In the summer, Sir Liam Donaldson, the UK’s former chief medical officer who now chairs the independent monitoring board of the Global Polio Eradication Initiative, said the final success of the campaign to eradicate polio, which has seen cases reduced by 99 percent over 20 years, was “on a knife-edge.” In some places, particularly sub-Saharan Africa, polio has even made a comeback.
In India, a mass vaccination campaign involving more than a million volunteers reduced cases nationally by 94 percent between 2009 and 2010, from 741 to 42, and down to the single case last year.
The success is due to a combination of highly motivated local workers, philanthropy, the involvement of international health bodies and the sometimes inefficient, but nonetheless essential support of local government.
Equally important in overcoming the last bastions of the disease, as in many parts of the world, has been the consent of local religious figures.
Over the last decade one of the biggest obstacles to eradication of polio in India, as in Pakistan and Nigeria, has been the resistance of poor and largely illiterate Muslim communities such as those in and around Moradabad.
Even as the first campaigns got underway in the area in the late 1990s, local clerics began telling congregations that the vaccinations were part of a government plan, backed by the West, to make Muslim women infertile.
The febrile atmosphere of the early years of the past decade, against a backdrop of the Sept. 11, 2001, attacks on the US and wars in Iraq and Afghanistan, aggravated the problem.
The Karula neighborhood of Moradabad has seen some of the fiercest resistance to the campaign.
A quarter of a million people, including huge numbers of small children, are packed into Karula’s narrow lanes. With no proper sewage system and monsoon rains flooding streets with feces, polio — which is spread through poor sanitation — was endemic.
Muzaffar Sultan Torabi, a senior cleric in Moradabad, said the local Muslim community “had been upset” by events in the Middle East and Afghanistan and by “Western portrayals and blaming of Islam … for their own problems.”
“They were not trusting scientific medicine and thought immunization was an American plan to sterilize our girls,” he said.
However, some religious leaders convinced the community otherwise.
Torabi said that he had attended immunization clinics in clerical robes to show “that a common Muslim man is able to trust the program.”
“I told them that in nowhere in the Koran is it written that we should be unhealthy, or not take care of our hygiene and that if tomorrow our children are suffering from polio, then they will not be able to do the prayers properly. Slowly they understood my point,” he said.
Noor Jahan, a 60-year-old widow in Karula, said she had once strongly opposed immunization, believing what “they said in the mosques about the American conspiracy to stop Muslims having children.”
Now however, since listening to Torabi, she has begun working very actively to tell the doctors about all the new births in the neighborhood so the babies can be vaccinated.

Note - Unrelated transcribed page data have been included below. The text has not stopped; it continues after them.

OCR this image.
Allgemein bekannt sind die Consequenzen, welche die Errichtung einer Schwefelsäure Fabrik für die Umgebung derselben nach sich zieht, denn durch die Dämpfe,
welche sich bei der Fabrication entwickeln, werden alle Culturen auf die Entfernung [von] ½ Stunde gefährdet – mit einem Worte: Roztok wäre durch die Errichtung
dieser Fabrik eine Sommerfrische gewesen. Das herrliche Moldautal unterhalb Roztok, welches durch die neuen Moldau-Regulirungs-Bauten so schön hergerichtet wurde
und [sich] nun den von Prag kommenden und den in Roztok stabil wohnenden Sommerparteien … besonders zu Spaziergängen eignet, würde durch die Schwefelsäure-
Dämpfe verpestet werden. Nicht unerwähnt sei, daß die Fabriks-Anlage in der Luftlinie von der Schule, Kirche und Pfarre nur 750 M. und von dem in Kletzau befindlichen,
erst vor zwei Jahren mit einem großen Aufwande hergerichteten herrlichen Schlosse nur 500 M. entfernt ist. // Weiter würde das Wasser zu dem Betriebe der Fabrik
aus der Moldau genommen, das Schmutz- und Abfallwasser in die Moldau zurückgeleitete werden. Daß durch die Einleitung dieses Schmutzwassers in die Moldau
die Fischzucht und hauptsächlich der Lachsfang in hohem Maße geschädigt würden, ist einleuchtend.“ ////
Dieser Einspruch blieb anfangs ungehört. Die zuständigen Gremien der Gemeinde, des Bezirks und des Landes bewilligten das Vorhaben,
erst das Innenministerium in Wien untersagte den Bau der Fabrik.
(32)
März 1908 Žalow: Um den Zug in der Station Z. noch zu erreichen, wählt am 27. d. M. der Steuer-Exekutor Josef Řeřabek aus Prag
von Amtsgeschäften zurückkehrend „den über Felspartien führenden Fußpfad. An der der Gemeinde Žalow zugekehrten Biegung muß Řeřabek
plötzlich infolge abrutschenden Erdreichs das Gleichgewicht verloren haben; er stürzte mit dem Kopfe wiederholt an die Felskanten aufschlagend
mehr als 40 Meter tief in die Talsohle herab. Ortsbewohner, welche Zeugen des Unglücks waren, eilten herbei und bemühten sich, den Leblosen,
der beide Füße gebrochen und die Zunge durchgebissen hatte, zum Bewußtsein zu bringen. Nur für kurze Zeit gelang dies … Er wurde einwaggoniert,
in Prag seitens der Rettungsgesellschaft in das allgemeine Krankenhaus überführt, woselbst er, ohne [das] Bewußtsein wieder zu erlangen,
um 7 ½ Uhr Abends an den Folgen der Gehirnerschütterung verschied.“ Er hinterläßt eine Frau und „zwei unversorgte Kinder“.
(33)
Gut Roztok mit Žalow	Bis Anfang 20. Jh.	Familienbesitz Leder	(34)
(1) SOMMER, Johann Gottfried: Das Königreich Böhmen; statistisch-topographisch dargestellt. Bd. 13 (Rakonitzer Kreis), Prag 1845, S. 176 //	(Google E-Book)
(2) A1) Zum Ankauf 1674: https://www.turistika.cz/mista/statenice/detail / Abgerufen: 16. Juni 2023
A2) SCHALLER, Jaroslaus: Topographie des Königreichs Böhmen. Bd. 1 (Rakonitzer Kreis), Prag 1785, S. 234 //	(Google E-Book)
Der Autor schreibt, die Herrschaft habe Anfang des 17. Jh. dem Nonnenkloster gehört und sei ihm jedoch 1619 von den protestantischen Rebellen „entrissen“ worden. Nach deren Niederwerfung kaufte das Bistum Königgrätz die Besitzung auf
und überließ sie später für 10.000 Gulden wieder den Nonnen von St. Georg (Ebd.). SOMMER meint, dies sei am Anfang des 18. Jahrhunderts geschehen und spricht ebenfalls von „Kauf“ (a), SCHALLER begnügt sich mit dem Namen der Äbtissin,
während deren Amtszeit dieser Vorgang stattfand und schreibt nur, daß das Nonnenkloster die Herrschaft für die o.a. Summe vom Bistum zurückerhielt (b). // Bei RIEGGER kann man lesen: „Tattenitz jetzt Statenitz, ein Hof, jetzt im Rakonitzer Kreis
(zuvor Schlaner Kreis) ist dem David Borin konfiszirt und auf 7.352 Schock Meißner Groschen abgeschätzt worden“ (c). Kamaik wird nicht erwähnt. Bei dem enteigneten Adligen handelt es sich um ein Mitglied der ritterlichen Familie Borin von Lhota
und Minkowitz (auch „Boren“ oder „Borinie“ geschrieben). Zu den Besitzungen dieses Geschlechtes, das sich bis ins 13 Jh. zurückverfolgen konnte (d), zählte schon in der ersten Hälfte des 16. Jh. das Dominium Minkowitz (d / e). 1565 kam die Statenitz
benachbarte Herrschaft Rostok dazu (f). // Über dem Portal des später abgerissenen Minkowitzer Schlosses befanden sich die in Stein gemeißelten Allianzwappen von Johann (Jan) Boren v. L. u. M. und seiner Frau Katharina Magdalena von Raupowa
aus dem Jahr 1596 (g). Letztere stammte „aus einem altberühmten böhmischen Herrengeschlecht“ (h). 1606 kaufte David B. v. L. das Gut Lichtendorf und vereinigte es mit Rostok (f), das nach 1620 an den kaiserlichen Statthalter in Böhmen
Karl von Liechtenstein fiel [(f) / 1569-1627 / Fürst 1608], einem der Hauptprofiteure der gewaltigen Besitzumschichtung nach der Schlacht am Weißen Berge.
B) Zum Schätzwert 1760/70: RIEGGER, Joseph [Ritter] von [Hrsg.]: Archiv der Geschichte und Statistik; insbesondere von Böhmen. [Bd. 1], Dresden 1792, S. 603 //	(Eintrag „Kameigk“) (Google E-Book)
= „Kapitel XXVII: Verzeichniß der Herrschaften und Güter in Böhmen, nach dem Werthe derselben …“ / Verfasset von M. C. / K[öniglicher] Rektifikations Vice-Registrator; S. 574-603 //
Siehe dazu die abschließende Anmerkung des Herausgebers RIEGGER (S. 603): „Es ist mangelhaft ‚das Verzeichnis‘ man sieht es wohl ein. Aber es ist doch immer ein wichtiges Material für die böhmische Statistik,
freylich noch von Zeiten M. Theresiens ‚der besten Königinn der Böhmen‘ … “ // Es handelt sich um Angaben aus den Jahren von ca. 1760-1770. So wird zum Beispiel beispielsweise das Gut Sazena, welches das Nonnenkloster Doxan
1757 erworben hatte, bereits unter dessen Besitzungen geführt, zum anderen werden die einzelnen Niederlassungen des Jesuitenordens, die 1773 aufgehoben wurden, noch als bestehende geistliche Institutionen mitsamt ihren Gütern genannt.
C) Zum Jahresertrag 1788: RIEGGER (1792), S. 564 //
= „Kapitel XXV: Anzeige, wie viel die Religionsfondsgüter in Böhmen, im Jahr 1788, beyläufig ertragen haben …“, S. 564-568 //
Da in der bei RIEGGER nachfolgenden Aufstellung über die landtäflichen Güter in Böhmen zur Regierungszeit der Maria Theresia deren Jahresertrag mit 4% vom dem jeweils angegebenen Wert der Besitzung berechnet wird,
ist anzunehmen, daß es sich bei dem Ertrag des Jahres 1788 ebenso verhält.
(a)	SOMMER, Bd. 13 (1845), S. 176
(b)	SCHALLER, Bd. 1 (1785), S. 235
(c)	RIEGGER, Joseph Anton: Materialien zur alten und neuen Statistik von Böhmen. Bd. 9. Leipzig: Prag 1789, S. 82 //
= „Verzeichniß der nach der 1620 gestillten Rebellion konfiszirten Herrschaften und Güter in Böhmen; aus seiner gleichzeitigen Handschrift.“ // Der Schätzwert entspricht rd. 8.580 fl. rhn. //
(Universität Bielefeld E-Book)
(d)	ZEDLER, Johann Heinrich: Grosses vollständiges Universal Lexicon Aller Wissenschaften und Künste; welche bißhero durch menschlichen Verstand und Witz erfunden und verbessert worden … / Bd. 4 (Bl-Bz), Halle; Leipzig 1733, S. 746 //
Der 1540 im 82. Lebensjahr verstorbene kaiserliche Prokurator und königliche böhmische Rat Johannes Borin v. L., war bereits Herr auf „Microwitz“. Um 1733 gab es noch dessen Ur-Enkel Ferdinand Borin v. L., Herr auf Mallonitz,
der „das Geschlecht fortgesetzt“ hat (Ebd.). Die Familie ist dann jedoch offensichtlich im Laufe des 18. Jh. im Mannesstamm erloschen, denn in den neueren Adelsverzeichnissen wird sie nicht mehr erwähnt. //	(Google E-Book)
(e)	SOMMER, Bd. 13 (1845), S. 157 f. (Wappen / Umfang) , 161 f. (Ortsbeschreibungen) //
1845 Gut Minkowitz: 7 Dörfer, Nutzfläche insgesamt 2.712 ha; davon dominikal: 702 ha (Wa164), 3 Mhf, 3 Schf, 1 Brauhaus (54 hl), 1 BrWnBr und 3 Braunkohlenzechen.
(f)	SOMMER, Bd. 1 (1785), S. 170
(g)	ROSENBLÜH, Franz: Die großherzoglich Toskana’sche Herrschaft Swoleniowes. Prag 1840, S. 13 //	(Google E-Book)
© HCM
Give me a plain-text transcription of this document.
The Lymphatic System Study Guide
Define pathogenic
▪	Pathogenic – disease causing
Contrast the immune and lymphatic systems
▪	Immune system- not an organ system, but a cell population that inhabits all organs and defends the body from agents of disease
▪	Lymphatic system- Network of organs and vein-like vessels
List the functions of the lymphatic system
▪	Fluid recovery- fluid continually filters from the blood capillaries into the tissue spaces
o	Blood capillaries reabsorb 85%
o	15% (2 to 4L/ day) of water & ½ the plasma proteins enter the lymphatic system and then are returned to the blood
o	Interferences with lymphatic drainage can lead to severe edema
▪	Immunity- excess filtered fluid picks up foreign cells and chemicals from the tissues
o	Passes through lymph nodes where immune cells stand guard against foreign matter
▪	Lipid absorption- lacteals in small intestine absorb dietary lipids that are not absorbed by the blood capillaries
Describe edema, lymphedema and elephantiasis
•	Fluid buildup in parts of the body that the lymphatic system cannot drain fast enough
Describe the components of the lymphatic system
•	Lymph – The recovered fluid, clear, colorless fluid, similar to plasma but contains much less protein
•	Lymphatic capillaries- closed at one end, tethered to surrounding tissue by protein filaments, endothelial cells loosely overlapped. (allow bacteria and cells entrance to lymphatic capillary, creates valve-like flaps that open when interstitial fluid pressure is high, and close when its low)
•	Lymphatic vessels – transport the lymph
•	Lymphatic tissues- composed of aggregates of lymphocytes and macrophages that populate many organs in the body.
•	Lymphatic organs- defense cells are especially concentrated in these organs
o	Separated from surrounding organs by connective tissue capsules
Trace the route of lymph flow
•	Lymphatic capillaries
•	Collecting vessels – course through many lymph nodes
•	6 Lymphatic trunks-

In Dumghar, a small village 11km outside Moradabad, consciousness-raising and immunization clinics are held every Wednesday.
Village women line up in the dust of the school playground to hear organizers from the Rotary Club talk about basic hygiene and to have newborns vaccinated. Schoolchildren also line up for a free lunch of rice and beans. This is one of the poorest regions of India with social indicators on a par with those in sub-Saharan Africa.
There are still problems. One health worker told the Guardian that she constantly faced suspicion — even abuse — from fathers who said she was corrupting their daughters.
However, the message has got through nonetheless. Mithilesh, 28, had brought her two-month-old daughter, Soni, to be immunized.
“I don’t listen to anyone saying anything negative. It’s good for my child so of course I’ll do it,” she said.